H.R. 1 will roll back damaging Biden administration policies and reform the permitting process for new energy projects, yielding a $6 billion natural gas tax and $27 billion green bank, Cole said.

“Most importantly, lowering energy prices will ensure that no one has to choose between putting food on the table or fuel in the car,” he said.

Ranking Member Rep. Jim McGovern (D-Mass.) called it the “Polluters Over People Act” as it doesn’t lower energy costs or improve energy independence.

“The bottom line is that this bill makes it easier for companies to pollute and get away with it, making our air and water dirtier and exposing people to dangerous chemicals that could hurt them,” McGovern said.

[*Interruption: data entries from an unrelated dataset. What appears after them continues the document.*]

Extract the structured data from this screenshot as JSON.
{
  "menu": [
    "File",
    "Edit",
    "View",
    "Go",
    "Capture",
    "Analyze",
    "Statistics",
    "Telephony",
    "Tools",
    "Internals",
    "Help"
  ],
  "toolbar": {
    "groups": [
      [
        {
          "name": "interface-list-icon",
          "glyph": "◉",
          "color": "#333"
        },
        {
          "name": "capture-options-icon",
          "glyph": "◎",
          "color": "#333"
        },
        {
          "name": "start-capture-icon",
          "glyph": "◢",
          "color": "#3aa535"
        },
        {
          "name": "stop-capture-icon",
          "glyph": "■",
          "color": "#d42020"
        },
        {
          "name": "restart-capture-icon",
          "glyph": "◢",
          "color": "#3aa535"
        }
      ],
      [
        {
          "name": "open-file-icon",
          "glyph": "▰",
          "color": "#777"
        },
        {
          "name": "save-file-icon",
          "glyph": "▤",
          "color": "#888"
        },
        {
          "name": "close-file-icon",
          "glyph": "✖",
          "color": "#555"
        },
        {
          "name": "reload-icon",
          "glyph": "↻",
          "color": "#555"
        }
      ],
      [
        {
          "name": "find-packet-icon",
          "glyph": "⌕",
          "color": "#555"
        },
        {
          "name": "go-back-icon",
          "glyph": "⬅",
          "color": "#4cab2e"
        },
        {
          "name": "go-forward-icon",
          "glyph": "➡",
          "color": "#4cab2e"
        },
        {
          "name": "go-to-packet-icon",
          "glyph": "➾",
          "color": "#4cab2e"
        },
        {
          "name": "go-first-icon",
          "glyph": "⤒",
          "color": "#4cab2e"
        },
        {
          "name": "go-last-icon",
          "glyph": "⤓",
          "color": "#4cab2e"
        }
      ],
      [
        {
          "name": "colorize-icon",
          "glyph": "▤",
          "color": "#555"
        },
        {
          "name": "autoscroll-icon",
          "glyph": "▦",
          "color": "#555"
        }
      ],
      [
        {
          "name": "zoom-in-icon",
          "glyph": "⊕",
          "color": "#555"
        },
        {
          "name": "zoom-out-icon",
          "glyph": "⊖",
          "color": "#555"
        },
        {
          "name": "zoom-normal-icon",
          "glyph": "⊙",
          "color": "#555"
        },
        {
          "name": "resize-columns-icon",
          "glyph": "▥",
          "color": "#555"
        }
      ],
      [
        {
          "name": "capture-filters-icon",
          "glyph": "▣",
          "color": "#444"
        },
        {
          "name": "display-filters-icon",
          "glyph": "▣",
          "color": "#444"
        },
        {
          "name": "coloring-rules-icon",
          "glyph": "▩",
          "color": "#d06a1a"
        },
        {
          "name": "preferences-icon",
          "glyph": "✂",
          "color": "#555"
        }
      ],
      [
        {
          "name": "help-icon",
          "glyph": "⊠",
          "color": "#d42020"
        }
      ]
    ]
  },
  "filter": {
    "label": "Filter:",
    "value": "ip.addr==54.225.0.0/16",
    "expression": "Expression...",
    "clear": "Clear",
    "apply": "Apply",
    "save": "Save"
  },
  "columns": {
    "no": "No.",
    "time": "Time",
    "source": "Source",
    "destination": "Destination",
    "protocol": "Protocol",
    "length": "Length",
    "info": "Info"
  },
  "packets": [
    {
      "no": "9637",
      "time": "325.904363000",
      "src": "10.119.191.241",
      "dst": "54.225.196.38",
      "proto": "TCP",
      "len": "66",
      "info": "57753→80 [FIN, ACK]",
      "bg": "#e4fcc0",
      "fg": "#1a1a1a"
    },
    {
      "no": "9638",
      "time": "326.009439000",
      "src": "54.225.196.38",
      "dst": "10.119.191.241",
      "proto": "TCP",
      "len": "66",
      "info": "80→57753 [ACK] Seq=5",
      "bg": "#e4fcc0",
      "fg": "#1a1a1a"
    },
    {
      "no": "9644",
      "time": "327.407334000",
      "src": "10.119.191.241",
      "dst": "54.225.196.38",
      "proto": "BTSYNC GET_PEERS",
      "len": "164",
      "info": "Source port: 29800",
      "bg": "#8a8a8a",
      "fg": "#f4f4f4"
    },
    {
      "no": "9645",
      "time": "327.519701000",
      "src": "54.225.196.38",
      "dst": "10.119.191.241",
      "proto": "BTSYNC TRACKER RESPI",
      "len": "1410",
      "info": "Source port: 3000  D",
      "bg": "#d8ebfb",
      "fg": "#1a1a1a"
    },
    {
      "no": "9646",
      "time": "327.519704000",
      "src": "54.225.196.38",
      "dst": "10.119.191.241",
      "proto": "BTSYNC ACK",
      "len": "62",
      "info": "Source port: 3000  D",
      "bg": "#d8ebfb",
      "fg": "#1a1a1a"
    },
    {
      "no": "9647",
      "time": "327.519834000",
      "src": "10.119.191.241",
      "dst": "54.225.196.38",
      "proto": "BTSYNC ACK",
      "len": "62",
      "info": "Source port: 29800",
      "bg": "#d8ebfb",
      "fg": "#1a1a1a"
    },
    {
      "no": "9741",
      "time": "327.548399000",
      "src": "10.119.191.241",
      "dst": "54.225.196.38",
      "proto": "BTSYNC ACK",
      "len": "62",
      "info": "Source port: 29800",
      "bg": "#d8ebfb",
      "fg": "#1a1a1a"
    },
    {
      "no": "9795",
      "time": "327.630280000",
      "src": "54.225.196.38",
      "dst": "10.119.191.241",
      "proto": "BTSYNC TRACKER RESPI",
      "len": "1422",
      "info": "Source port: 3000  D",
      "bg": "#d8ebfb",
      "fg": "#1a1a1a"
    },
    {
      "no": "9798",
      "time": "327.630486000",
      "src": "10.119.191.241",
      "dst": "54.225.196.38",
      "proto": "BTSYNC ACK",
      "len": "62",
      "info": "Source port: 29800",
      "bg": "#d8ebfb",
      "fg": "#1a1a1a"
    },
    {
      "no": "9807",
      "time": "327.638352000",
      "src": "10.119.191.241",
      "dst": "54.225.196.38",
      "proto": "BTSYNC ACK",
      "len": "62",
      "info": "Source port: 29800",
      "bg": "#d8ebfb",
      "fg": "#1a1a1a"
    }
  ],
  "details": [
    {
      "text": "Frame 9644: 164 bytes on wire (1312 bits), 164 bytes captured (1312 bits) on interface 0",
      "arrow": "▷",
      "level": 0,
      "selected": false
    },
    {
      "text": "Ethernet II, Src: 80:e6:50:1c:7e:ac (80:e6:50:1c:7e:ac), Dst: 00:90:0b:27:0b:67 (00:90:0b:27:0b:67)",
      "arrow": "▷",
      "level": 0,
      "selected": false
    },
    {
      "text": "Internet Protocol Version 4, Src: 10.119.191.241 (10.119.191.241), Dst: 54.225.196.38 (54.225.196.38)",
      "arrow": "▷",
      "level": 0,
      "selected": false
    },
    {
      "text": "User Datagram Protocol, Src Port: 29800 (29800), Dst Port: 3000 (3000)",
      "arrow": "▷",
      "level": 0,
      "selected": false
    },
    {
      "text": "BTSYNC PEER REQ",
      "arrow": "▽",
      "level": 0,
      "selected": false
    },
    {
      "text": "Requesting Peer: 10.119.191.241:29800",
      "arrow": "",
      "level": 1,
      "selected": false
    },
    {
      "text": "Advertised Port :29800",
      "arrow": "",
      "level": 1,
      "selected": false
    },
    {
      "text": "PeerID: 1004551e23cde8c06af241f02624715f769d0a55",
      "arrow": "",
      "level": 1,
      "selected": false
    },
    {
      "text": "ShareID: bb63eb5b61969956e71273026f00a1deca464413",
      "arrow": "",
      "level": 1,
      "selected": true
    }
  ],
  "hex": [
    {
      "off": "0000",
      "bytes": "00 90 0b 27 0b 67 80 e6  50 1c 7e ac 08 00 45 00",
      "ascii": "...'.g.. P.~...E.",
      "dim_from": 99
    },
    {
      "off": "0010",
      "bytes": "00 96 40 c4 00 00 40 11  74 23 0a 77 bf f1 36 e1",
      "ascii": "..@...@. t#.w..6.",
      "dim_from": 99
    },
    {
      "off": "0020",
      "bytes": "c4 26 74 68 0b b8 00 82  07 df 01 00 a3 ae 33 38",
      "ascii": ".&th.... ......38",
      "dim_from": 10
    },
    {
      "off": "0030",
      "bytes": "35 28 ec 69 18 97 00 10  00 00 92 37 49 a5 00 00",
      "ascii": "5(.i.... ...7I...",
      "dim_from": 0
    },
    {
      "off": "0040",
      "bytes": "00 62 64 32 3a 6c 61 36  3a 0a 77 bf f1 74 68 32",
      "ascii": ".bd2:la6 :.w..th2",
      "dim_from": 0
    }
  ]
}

He said it cuts Inflation Reduction Act policies holding polluters accountable for dangerous chemical spills, reverses clean energy investments and gives big oil handouts, as well as makes it easy for mining companies to strip public lands of resources.

Senator John Kennedy (R-La.) introduced the companion bill in the Senate on March 22, according to a press release

“Energy production is the key to America’s national security and economic success," Kennedy said. "Louisiana has always served our country by helping bring affordable, sustainable energy to market, and this bill would remove the burdensome, bureaucratic handcuffs that have been hurting the industry and millions of Americans.”

Kennedy also said the bill would remove Clean Air Act restrictions on importing and exporting natural gas, remove “burdensome” oil and gas production fees in the Inflation Reduction Act to incentivize domestic production, and ban members of the Chinese Communist Party "from acquiring any interest in lands leased for oil or gas under the Mineral Leasing Act or Outer Continental Shelf Lands Act."

Electricity prices were 14.3% higher in 2022 than in 2021, a surge larger than the rate of overall inflation, according to Utility Dive.